Having linux looking like windows could be a privacy feature.
The problem is not the people, it is how they are educated. For example, they are taught from school onwards that a "PC" has windows on it, with MS office, and that a "Mac" exists that is not a PC, and looks totally different, but does a similar task.
This is why most people I know will sit in front of a Mac and accept that it is not going to work like windows, and are even more tolerant of kinks, quirks and differences.
To do a car analogy, it's like someone being taught that a Honda is a "car", and there is this other thing called a "motorbike" that looks different and is used by fewer people. This Honda has a unique interface like no other car (but may be similar to them). If people drive Honda's all their lives, then they get into another car, they will freak out and get confused, because in their mind All cars should work like the Honda. If they were to get on a motorbike, they would realise "yes, I was told, different to cars" and will actually expect the unexpected, they will be aware that it's different and they will engage and try to learn how to operate it.
I've see this with people. My former gf's mum was like this. My former gf tried to switch her to Ubuntu, but her mum freaked out at the different buttons, the different "look" and the different order of her icons. After a couple of days she flat our refused to use Ubuntu. This same person would then go on to get a Mac, and spend 4 months trying to learn how to use it. The Mac's interface was more alien to her than Ubuntu's, but in her mind Macs were supposed to work differently to PC's, so this was ok and she just needed to learn. To her Ubuntu was still a "PC" and therefore must look and act exactly like Windows unless something is badly wrong.

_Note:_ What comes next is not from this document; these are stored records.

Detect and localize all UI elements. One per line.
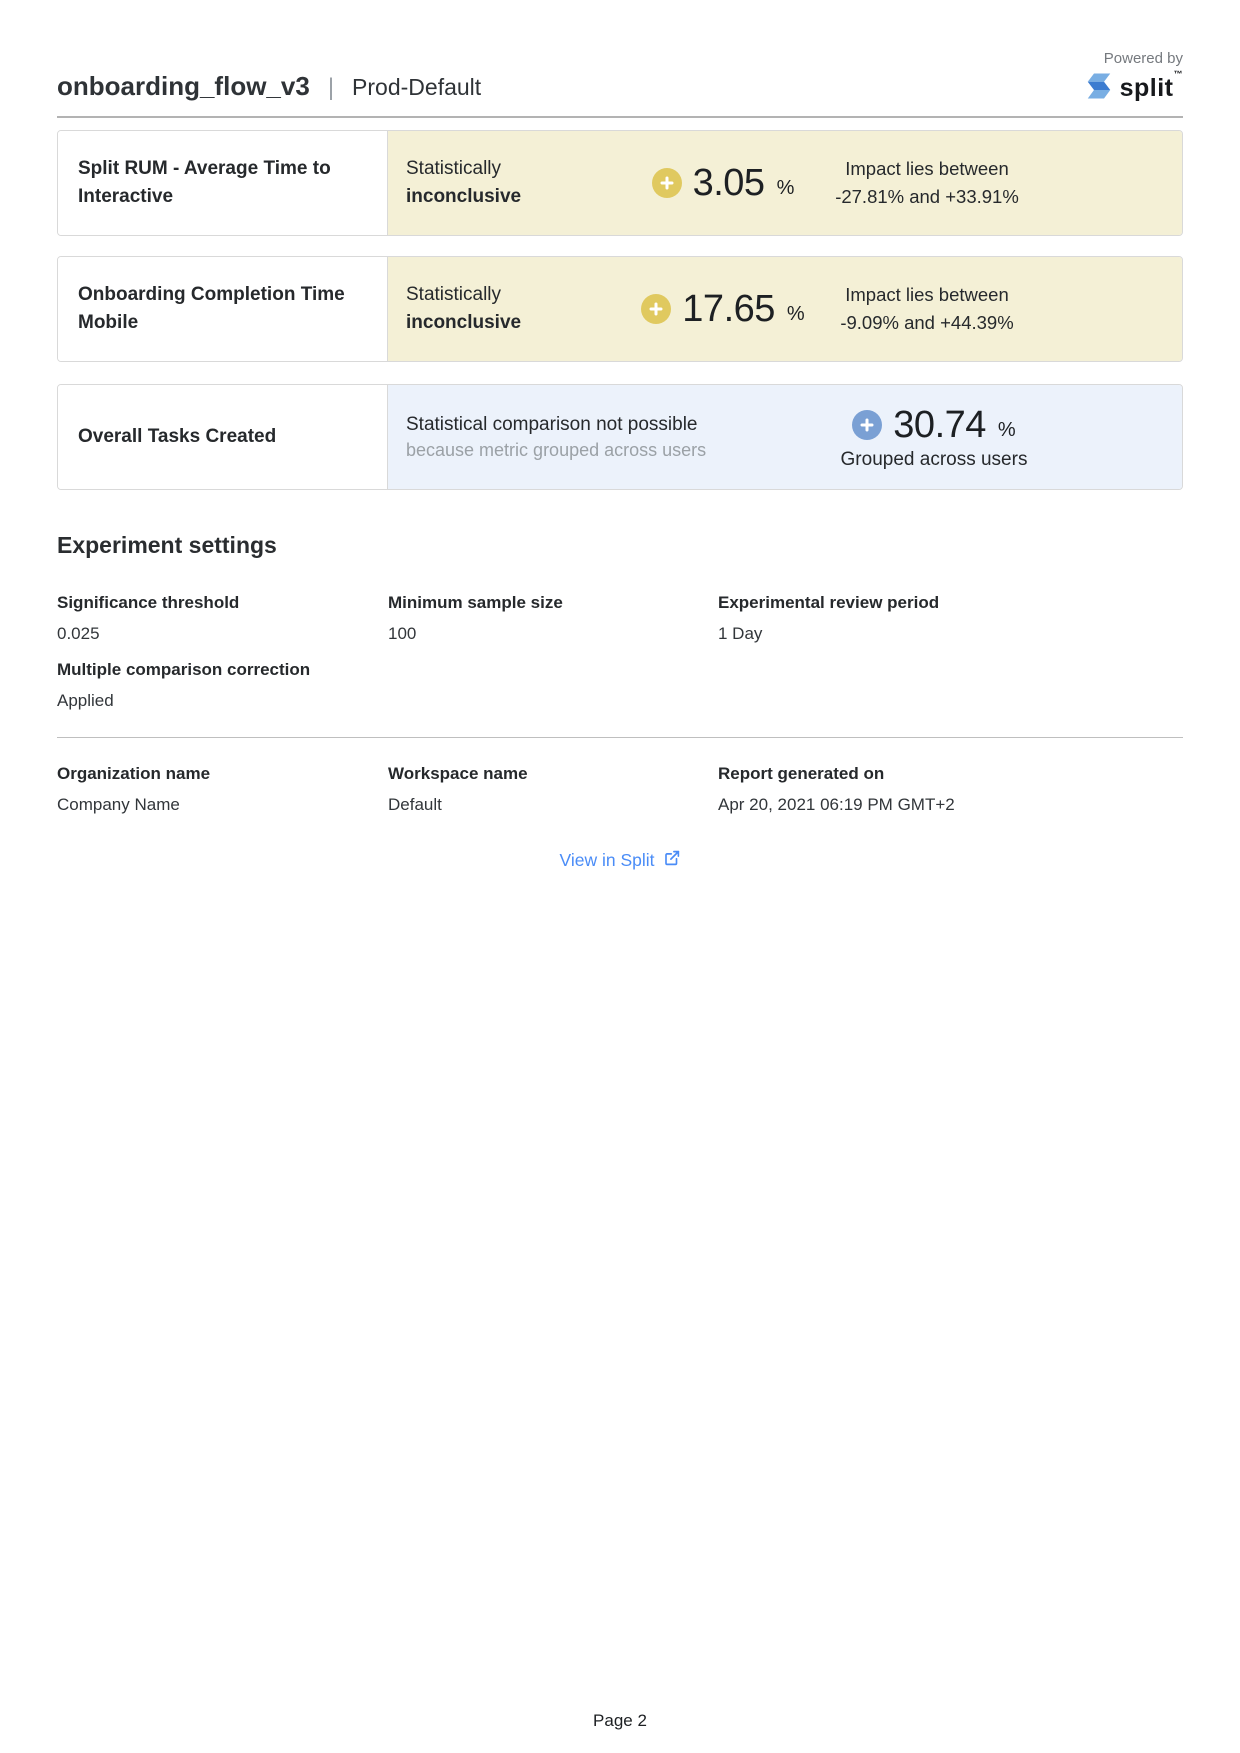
metric-status-line2: because metric grouped across users — [406, 439, 707, 460]
impact-line2: -27.81% and +33.91% — [835, 186, 1019, 207]
view-in-split-link[interactable]: View in Split — [559, 849, 680, 872]
field-value: Applied — [57, 691, 114, 710]
report-titles: onboarding_flow_v3 | Prod-Default — [57, 71, 481, 102]
metric-value: 3.05 — [692, 161, 765, 204]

My brother was in the same boat, at school they were teaching him this PC=="MS Win & Office" thing, and he would always have trouble when he borrowed my machine. So I went and taught him how to use an OS, Word processing and other office software, in general. NOT Windows, Word and he rest of MS Office. Now he is comfortable using pretty much any OS, in fact he prefers Ubuntu now, only booting windows in a VM for his "e-textbooks", that only work on IE with windows, and he isn't interested in computers (being a humanities student).